Q: What decides the quality of an electric bicycle?
Answer: The quality of four parts (motor, battery, controller, and charger) decides the electric bicycle quality. With the rapid development in the electric bicycle field in recent years in Asia and Europe, there are more and more bicycle factories flourishing, and different quality products and prices appear. Some companies ignore the quality of these four parts in order to pursue higher profits.
The quality of the entire electric bicycle cannot be assured if the customer only focuses on price and ignores the quality of the above four parts. Customers cannot afford to only consider the lowest price while choosing an electric bicycle. They need to consider the quality of the bicycle as well.
Our City Bike comes complete with a warranty on various parts.
Q: How should I correctly use and maintain my electric bicycle?
Answer: There are three secrets to wisely using your electric bicycle: diligent charging, wise assisting and good maintenance.
Diligent Charging: It is good to form a diligent charging habit; it is best to charge your bike every night. It is best to never leave the charger connected to the battery for more than 10 hours.
Wise Assisting: Our electric bicycle can easily drive up bridges and slopes without any extra force. If you want to prolong the battery usage, it is good to pedal when starting out, when heading into a strong wind, or when going uphill.

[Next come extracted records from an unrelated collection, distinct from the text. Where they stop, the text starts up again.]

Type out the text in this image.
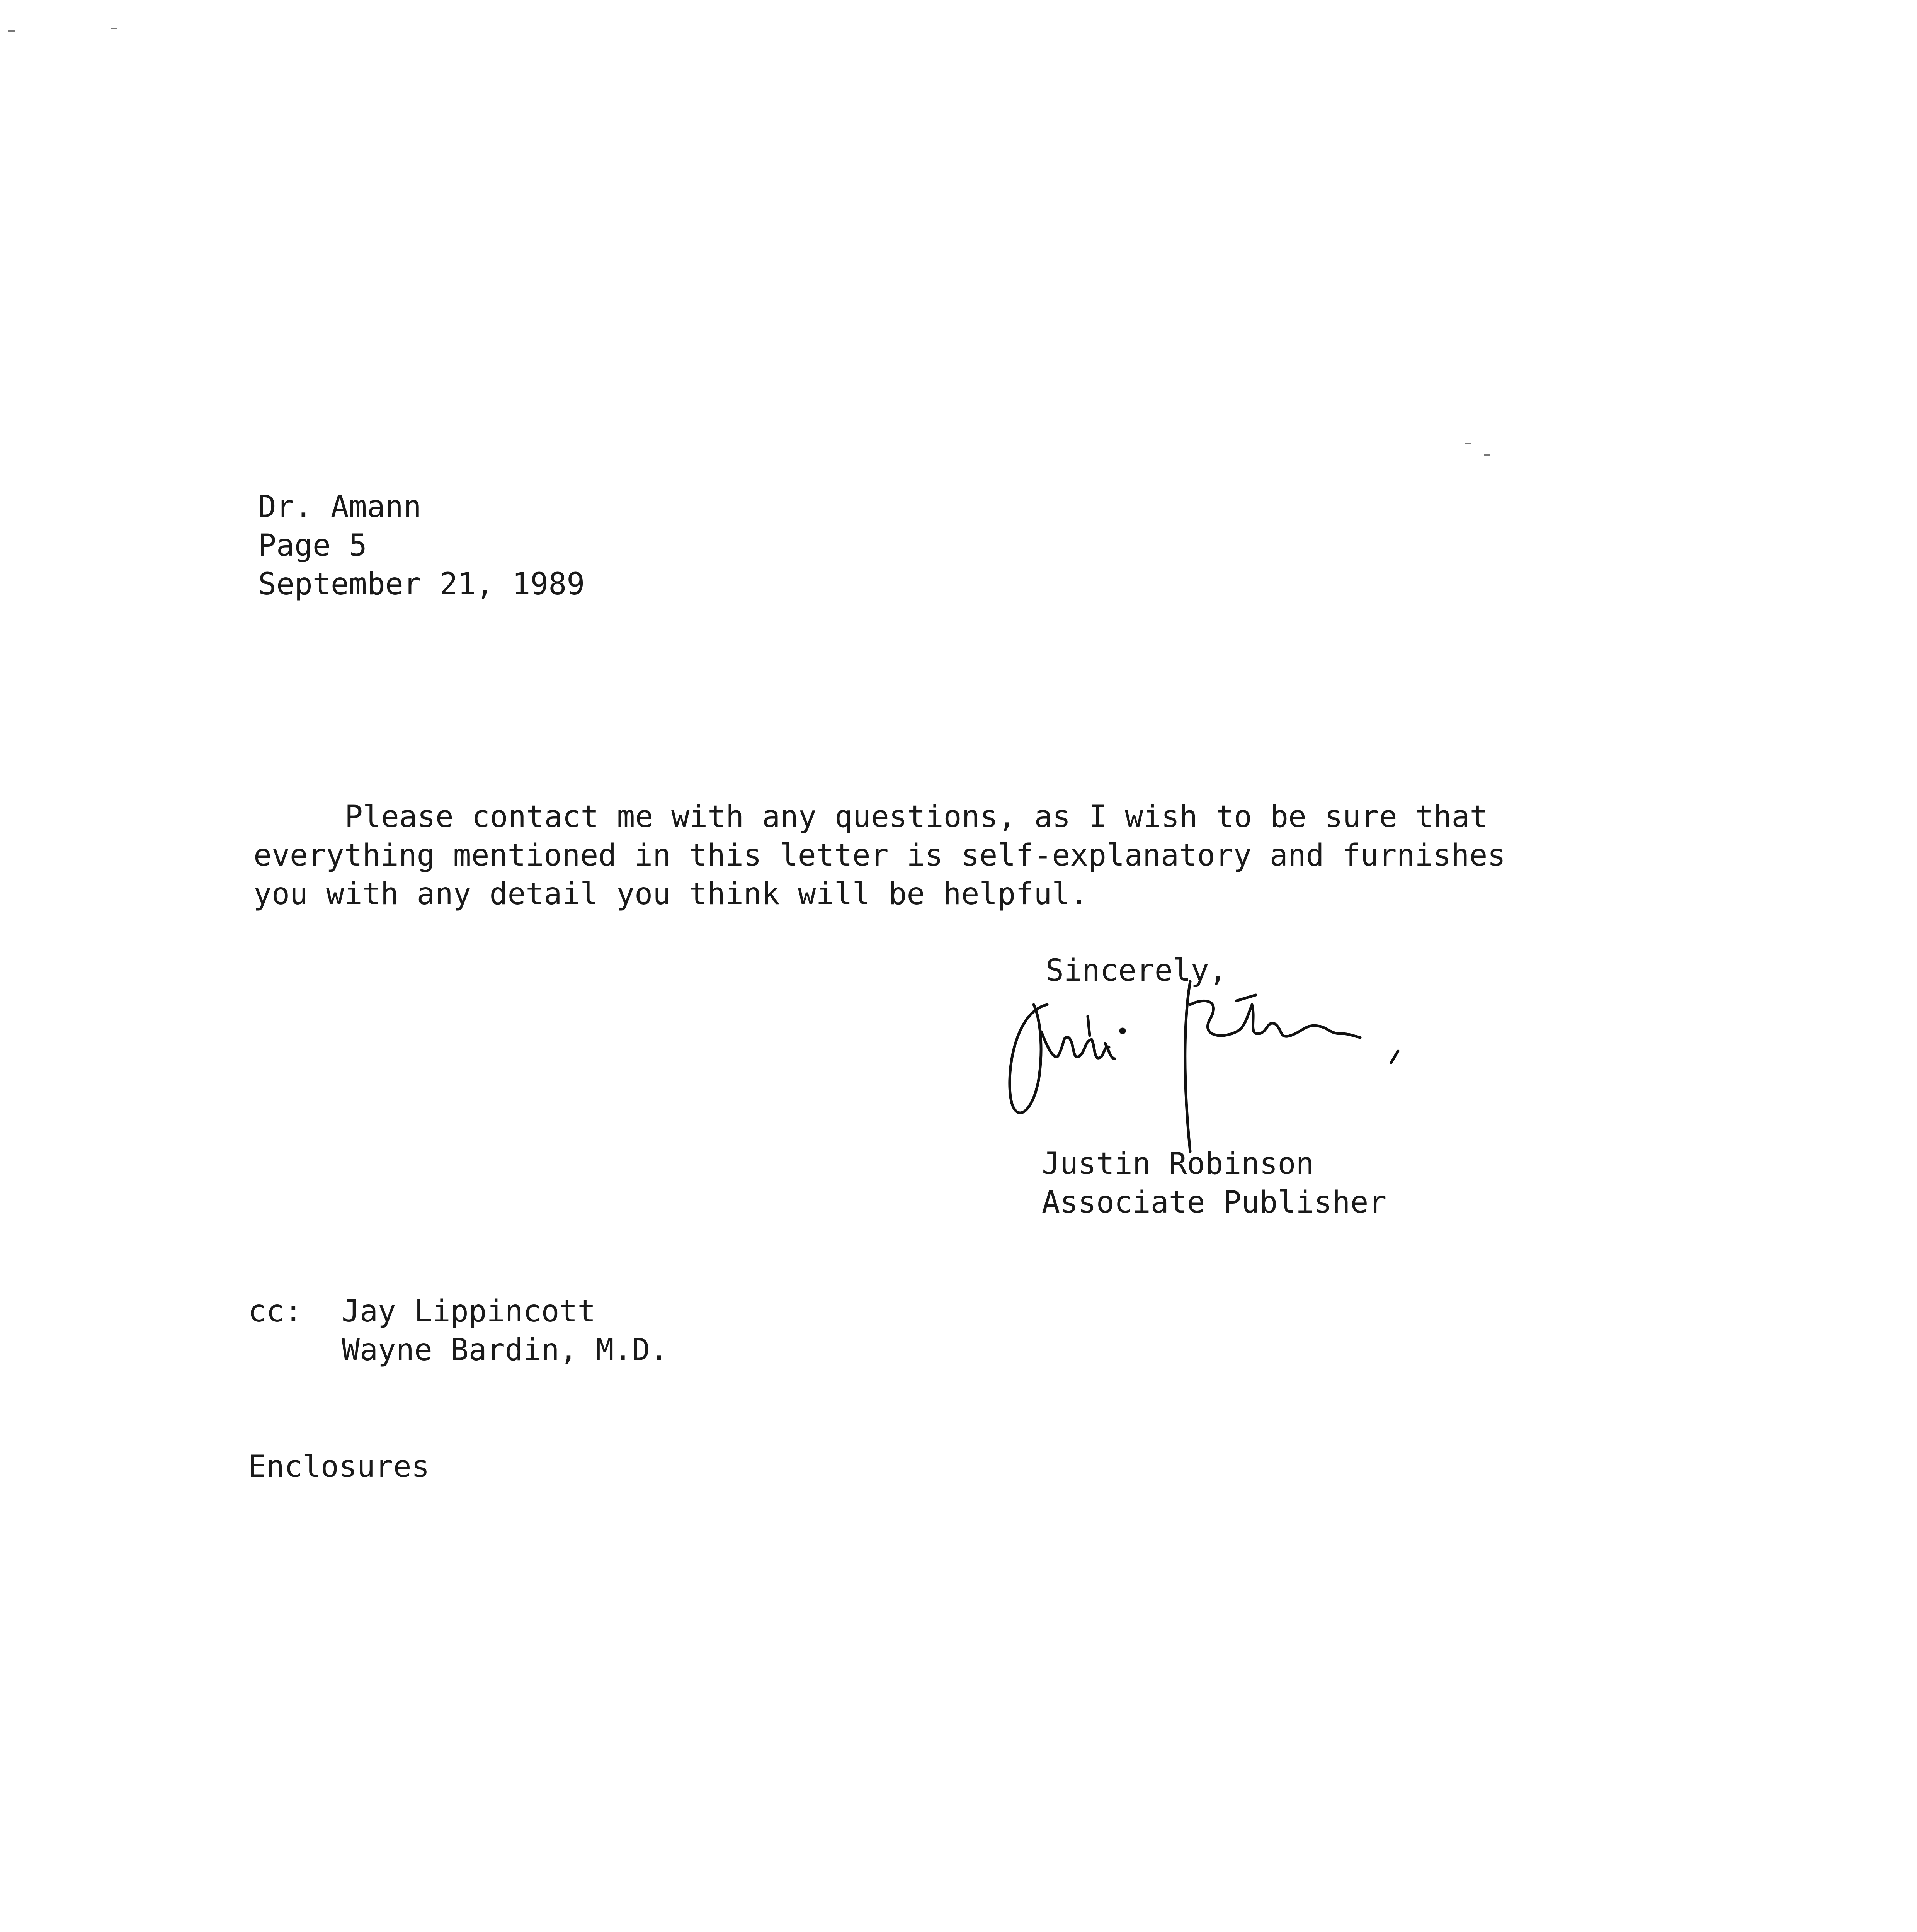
Dr. Amann
Page 5
September 21, 1989
Please contact me with any questions, as I wish to be sure that
everything mentioned in this letter is self-explanatory and furnishes
you with any detail you think will be helpful.
Sincerely,
Justin Robinson
Associate Publisher
cc: Jay Lippincott
Wayne Bardin, M.D.
Enclosures
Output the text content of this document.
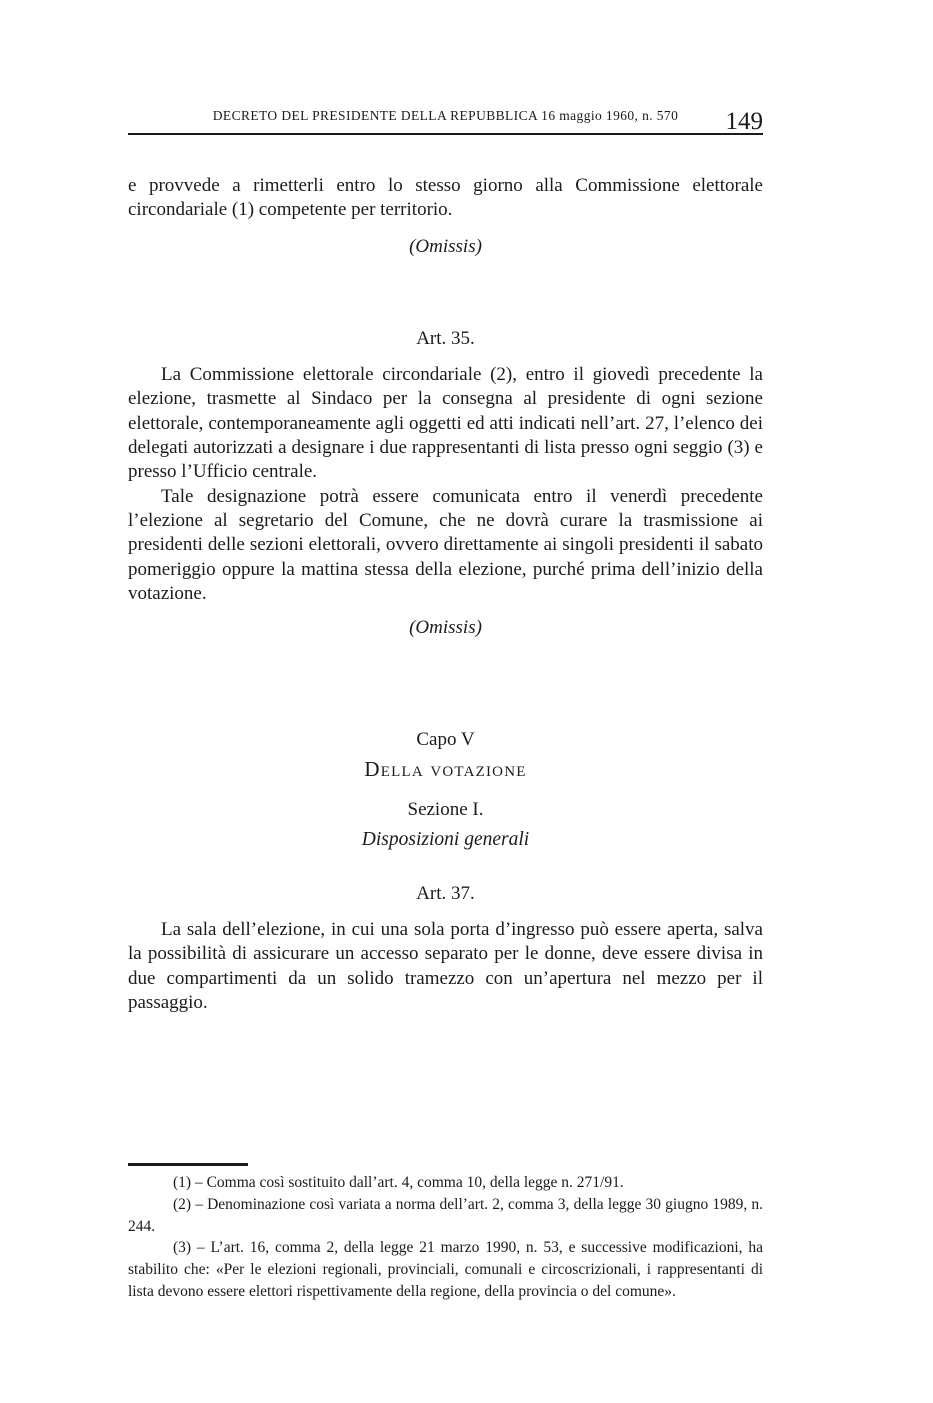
DECRETO DEL PRESIDENTE DELLA REPUBBLICA 16 maggio 1960, n. 570	149

e provvede a rimetterli entro lo stesso giorno alla Commissione elettorale circondariale (1) competente per territorio.

(Omissis)

Art. 35.

La Commissione elettorale circondariale (2), entro il giovedì precedente la elezione, trasmette al Sindaco per la consegna al presidente di ogni sezione elettorale, contemporaneamente agli oggetti ed atti indicati nell’art. 27, l’elenco dei delegati autorizzati a designare i due rappresentanti di lista presso ogni seggio (3) e presso l’Ufficio centrale.

Tale designazione potrà essere comunicata entro il venerdì precedente l’elezione al segretario del Comune, che ne dovrà curare la trasmissione ai presidenti delle sezioni elettorali, ovvero direttamente ai singoli presidenti il sabato pomeriggio oppure la mattina stessa della elezione, purché prima dell’inizio della votazione.

(Omissis)

Capo V
Della votazione
Sezione I.
Disposizioni generali
Art. 37.

La sala dell’elezione, in cui una sola porta d’ingresso può essere aperta, salva la possibilità di assicurare un accesso separato per le donne, deve essere divisa in due compartimenti da un solido tramezzo con un’apertura nel mezzo per il passaggio.

(1) – Comma così sostituito dall’art. 4, comma 10, della legge n. 271/91.

(2) – Denominazione così variata a norma dell’art. 2, comma 3, della legge 30 giugno 1989, n. 244.

(3) – L’art. 16, comma 2, della legge 21 marzo 1990, n. 53, e successive modificazioni, ha stabilito che: «Per le elezioni regionali, provinciali, comunali e circoscrizionali, i rappresentanti di lista devono essere elettori rispettivamente della regione, della provincia o del comune».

Good Maintaining: Electric bikes can operate in the rain and snow, but the motor and controller cannot be submerged in water. Keep the tires properly inflated. Regularly check the tension of the spokes. Do not ride with loose spokes!
How Electric Bikes Work
How e-bikes perform depends on many factors. The most important factors are listed here with the (generally speaking) most important at the top:
- Terrain (number and incline of hills)
- E-bike speed (range at 10 mph is 8 times as far as at 20 mph)
- Wind conditions (going 10 mph against a 10 mph headwind feels like 20 to the bike)
- Voltage amps of the electric bike
- Correct tire inflation (under-inflated tires slow you down)
- Battery size (measured in volt-amp-hours)
- Weight of rider and baggage
- Motor/controller/drive system efficiency
All else being equal, range is a function of either 1) battery capacity (amp-hours X volts) or 2) speed. There is a close relationship between battery capacity (A/hrs) and both weight and physical size (total volume). Generally speaking, the bigger the battery, the greater its capacity. For hill-climbing, expect about 3 feet of elevation gain for every volt-amp-hour. For example, a 24-volt, 10 amp-hour battery pack will take you up about 720 feet (3 feet X (24 X 10)). Our 48 volt would take you up twice that (1440 feet). Another way to compare performance is the ability to gain elevation.
All else being equal, speed is a function of motor (watts) and controller. Most scooter motors are capable of higher performance characteristics than the controller allows. [Beware: Some scooter advertising touts their high-power motors, but only a much lower amount of watts through the controller.]
As for power, consider that Lance Armstrong's average speed over a 2-hour ride is 20.5 mph. That's just over the legal speed of e-bikes. Lance expended about 1/2 horsepower, or 373 watts continuously. E-bike motors can peak at several hundred watts, but most operate continuously in the range of 300 - 600 watts. Most e-bikes, therefore, will make a big difference in getting you down the road and up the hill!
Why do our bikes have no regenerative braking as in the hybrid cars? Regenerative braking doesn't yield much "juice" back into the battery. Even hi-tech hybrid electronics on electric automobiles regain less than 10% of the original charge. Therefore, given a choice of either regenerating or freewheeling, you will get more range with freewheeling unless you have a very hilly route. Due to the nature of batteries, you can double the battery life expectancy by discharging only 50% of capacity instead of 75%; you get 6 times the battery life at 30% capacity usage per cycle. Think of battery lifetime as having $1000 in the bank and withdrawing a dollar with each 50% discharge cycle and withdrawing $10 every time you deeply discharge the battery.
Rules of Thumb:
Range is proportional to battery size; twice the battery size = twice the range.
For every two miles you go, plan on about one cent of electricity.
When speed increases, range decreases even faster; 1/3 faster = 1/2 the range.
A 400-watt motor takes an average rider up all but the steepest hills.
One of the few parts that needs replacement is the batteries. Depending on the setup of your electric bicycle, you will need to replace your battery every 1-5 years. 90% of bikes today use sealed lead acid batteries, which cost about $45 to $99 to replace. They are good for up to 300 recharges. Some use Li Ion, (500 recharges), those batteries can cost as much as $600 but have 3 to 4 times the life of a standard battery. Some bikes may ship with lead-acid but can be upgraded to Li Ion (then you'll need a Li Ion charger) at a later time if you desire.